Igual, el destino que la vida le tenía deparado al poeta, no fue nada halagador. Tuvo que arreglárselas durante cuarenta años más en la indigencia ya que fue despojado de su uniforme y de su pensión. Pasó el resto de su vida entregado a pequeños negocios y acosado por sus acreedores.

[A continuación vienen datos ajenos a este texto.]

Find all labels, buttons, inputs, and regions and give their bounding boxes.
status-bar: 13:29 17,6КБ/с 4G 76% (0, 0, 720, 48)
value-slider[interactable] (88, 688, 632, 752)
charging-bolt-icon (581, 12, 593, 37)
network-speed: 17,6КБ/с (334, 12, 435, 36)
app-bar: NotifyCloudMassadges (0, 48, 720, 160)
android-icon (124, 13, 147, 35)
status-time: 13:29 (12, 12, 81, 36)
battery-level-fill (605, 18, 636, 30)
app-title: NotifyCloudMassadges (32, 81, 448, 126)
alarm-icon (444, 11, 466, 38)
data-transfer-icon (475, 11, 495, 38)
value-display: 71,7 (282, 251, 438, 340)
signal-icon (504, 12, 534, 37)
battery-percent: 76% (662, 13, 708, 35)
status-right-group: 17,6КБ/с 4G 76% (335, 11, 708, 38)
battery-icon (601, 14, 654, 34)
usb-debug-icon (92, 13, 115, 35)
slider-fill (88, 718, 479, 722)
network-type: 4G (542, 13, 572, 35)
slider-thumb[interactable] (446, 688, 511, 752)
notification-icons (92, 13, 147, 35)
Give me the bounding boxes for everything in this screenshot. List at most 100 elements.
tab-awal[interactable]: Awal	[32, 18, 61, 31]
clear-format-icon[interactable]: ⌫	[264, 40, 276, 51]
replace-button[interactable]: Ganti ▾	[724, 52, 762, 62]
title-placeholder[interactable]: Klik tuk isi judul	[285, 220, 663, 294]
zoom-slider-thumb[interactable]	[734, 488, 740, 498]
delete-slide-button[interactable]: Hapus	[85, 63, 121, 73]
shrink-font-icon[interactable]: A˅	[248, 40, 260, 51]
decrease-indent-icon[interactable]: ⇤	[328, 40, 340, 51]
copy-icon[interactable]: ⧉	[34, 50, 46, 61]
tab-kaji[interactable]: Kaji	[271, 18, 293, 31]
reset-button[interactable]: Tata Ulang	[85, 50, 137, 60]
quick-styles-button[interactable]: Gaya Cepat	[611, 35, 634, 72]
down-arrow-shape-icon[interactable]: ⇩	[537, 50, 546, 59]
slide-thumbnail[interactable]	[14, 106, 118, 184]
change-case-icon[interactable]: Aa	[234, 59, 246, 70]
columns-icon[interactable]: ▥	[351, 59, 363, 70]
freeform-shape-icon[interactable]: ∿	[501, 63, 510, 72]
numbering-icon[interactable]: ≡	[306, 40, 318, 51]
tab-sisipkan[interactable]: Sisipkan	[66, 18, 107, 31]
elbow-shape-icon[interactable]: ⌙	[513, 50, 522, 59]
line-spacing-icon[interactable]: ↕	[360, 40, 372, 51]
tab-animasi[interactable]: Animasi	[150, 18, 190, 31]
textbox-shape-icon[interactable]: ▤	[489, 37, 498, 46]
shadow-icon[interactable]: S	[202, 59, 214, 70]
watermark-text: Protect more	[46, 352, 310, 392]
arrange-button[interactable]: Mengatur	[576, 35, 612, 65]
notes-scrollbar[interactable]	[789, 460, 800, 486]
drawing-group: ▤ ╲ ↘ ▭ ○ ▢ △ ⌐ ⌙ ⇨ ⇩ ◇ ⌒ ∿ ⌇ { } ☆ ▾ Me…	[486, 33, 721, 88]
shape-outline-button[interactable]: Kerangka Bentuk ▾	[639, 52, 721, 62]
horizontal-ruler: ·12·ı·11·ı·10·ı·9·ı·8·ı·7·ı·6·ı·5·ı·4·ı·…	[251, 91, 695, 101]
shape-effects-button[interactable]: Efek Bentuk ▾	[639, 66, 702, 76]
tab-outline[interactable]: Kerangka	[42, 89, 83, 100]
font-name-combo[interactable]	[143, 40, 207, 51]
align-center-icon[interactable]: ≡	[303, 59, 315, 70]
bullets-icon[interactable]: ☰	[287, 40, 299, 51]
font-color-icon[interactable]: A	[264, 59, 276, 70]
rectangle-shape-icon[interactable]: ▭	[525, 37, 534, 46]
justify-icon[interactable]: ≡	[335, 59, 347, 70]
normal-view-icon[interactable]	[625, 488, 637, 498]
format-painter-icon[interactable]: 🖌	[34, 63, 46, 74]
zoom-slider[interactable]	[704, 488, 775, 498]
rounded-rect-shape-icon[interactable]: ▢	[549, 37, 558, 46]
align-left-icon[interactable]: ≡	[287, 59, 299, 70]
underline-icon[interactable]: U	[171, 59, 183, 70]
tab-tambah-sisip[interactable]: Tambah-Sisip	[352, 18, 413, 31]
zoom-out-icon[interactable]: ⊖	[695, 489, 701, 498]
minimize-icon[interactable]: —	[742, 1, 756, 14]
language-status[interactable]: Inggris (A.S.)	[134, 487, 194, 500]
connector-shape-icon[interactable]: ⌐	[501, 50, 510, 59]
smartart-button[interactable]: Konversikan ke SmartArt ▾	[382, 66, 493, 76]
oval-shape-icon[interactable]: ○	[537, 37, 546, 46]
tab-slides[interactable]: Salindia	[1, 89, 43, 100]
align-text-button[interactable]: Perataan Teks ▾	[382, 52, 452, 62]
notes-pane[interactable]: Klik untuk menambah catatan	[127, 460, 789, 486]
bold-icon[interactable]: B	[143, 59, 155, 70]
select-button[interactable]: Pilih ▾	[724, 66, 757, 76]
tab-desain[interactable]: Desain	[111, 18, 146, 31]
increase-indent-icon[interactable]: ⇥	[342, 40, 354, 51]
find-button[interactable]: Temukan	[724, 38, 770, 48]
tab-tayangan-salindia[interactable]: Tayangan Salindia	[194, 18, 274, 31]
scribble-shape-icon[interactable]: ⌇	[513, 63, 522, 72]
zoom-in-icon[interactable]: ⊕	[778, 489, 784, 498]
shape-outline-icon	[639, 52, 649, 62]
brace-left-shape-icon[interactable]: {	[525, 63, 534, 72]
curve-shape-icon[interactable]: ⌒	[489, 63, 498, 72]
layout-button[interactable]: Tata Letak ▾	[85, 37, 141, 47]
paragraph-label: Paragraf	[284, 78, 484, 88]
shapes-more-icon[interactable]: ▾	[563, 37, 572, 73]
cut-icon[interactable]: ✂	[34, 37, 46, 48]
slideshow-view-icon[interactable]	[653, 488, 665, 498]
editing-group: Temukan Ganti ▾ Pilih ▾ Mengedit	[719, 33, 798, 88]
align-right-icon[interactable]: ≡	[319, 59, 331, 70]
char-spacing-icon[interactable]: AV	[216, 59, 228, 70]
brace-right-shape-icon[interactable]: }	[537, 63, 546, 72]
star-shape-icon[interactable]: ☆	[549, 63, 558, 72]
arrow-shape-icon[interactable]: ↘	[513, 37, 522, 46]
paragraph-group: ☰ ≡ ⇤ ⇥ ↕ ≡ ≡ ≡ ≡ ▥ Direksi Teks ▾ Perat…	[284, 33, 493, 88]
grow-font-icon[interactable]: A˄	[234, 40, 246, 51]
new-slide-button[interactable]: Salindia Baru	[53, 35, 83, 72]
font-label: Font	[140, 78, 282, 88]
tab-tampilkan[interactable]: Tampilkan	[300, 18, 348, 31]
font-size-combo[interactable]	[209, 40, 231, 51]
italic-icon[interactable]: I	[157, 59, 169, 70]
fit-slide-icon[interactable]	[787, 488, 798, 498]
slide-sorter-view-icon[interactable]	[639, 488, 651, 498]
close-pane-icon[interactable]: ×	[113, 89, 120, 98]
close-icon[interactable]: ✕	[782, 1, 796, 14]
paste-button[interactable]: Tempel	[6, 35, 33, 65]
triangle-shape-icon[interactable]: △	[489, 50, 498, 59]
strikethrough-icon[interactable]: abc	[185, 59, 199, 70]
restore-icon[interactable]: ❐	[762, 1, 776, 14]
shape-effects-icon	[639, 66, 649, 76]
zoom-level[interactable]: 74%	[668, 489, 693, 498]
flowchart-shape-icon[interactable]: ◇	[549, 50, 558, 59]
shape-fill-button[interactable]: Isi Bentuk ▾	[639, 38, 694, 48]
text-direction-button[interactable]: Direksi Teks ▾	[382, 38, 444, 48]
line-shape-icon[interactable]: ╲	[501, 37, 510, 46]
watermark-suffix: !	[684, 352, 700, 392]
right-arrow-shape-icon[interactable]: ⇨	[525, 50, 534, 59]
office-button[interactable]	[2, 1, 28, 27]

Llegó a ver como «La Marsellesa» irrumpía por todos los países europeos con el ejército victorioso, y también cómo Napoleón, apenas convertido en emperador, la hizo borrar de todos los programas por considerarla demasiado revolucionaria, siendo los Borbones, por último, quienes la prohibieron completamente. Sin embargo, hubo una pequeña luz al final de su vida cuando la revolución de julio de 1830 hizo resucitar su letra y su melodía en las barricadas de París y el rey burgués, Luis Felipe, le otorgó una pensión como autor de la misma, treinta y ocho años después de haberla creado. Le parece un sueño que se acuerden de él, y cuando, a la edad de setenta y seis años, fallece en Choisy-le-Roi en 1836, ya nadie lo nombra ni conoce su nombre. Tiene que pasar de nuevo toda una generación para que se desencadene la Primera Guerra Mundial, y entonces, cuando «La Marsellesa» era ya el himno nacional de Francia, se ordena que el cadáver del desconocido capitán Rouget sea exhumado y enterrado nuevamente en la Catedral de los Inválidos. 
Triste final del olvidado autor de un himno inmortal, que no pasó de haber sido sólo el poeta de una noche.